Information about your health is protected by federal and state privacy laws, which contain privacy principles that regulate the way your health information can be collected, used, stored and disclosed. The privacy principles also give you certain rights in relation to your health information, including the right to be informed about its use, storage and disclosure; the right to access it; and, in some cases, the right to anonymity.

Privacy principles applicable in Victoria

The privacy principles that protect health information in Victoria are:

  • Information Privacy Principles (IPPs), which apply to all federal and ACT public sector agencies and services, including Medicare Australia (previously Health Insurance Commission) and the Defence Health Service.
  • National Privacy Principles (NPPs), which apply throughout Australia to most private sector health providers, including private medical clinics, private hospitals and private pathology services.
  • Health Privacy Principles (HPPs), which apply to all Victorian public and private sector organisations that handle health information, including public and private hospitals, community health centres, private medical clinics and the blood bank.

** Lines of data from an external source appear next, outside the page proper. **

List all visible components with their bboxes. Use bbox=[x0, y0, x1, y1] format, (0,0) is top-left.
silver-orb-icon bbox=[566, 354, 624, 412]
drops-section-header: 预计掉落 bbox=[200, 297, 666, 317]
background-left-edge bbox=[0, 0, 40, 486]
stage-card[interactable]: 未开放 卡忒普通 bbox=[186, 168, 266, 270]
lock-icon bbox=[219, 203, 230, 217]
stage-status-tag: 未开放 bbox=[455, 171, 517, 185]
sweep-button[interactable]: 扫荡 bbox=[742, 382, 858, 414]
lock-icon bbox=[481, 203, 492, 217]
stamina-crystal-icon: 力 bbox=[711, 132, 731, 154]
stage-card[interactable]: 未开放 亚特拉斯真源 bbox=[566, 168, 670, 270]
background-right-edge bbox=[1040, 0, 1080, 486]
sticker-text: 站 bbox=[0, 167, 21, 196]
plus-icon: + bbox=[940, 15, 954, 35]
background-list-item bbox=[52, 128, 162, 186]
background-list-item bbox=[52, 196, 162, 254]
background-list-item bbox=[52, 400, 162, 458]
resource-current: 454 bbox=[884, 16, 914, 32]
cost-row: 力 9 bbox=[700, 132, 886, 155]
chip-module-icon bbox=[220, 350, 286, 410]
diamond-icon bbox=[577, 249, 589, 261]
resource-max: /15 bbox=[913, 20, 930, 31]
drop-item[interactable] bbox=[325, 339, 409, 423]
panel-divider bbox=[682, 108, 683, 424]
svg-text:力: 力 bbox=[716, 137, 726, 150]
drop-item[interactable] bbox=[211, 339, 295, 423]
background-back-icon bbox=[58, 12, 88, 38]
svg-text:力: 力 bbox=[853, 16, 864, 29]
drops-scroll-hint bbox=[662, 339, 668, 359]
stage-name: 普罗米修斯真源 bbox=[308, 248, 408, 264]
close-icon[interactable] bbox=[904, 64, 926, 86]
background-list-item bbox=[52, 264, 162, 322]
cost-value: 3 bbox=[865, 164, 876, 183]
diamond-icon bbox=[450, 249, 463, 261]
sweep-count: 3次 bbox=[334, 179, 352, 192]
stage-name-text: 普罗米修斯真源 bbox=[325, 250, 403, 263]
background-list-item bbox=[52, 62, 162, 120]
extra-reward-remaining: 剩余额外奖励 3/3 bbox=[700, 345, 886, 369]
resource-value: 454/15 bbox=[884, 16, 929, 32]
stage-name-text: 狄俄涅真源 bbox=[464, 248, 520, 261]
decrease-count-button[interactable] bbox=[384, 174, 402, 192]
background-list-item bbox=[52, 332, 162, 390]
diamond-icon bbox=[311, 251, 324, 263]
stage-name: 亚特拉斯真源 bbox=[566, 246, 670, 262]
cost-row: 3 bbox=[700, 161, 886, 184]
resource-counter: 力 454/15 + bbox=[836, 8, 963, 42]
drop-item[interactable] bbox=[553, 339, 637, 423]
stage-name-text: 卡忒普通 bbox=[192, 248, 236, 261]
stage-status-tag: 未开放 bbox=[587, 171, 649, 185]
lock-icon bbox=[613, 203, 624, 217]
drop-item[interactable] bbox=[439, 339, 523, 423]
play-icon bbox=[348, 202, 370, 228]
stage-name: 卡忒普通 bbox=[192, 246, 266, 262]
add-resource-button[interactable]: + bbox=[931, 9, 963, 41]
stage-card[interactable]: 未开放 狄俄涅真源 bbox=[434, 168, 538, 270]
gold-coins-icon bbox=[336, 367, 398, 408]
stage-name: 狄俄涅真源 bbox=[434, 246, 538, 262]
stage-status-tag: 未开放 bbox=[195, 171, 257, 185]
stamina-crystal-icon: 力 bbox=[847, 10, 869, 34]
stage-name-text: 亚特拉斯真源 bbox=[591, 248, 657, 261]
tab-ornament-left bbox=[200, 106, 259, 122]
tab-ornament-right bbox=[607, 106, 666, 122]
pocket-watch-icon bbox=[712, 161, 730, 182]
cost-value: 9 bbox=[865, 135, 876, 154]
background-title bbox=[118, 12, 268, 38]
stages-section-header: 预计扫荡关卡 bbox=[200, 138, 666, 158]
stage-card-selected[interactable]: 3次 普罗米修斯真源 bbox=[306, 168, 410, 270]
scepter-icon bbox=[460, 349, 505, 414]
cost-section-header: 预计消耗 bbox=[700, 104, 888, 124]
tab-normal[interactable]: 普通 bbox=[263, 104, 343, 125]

The first two sets of privacy principles are part of the federal Privacy Act 1988 (Cth), while the third set is part of the Victorian Health Records Act 2001 (Vic).

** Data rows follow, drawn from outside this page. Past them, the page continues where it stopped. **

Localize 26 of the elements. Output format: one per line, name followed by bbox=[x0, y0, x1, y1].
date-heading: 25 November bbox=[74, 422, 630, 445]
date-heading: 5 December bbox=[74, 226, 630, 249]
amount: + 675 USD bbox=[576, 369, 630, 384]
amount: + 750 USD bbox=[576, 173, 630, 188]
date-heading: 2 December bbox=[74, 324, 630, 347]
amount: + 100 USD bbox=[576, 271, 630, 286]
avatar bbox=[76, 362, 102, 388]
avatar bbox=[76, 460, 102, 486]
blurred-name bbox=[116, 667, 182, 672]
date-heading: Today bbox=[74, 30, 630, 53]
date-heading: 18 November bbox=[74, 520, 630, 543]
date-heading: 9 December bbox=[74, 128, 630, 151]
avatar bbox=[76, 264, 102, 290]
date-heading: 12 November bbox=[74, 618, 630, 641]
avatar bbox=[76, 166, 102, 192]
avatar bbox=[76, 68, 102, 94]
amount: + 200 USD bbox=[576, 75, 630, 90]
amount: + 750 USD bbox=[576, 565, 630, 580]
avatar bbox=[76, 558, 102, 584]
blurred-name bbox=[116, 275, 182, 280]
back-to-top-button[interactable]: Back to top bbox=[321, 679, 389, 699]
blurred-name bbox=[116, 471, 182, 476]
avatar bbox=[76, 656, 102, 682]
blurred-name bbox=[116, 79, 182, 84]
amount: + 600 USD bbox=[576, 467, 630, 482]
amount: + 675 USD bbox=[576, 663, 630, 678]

There is overlap between federal and state privacy principles. For example, if you live in Victoria, you have rights under the National Privacy Principles (federal) and the Health Privacy Principles (Victorian) in relation to health information held by private sector health providers. In situations where your health information is protected by both federal and Victorian privacy principles, the federal principles take precedence.

In addition, there is overlap of the privacy principles with confidentiality protection under common law. For example, if a health service provider improperly discloses your health information to another person, you may be able to seek compensation for the breach of confidentiality under common law in addition to your rights under the privacy principles.

Because of the complexity and overlap of the privacy laws, you should seek advice from the Health Services Commissioner if you need specific information about any of the laws or want to lodge a complaint about a breach of privacy.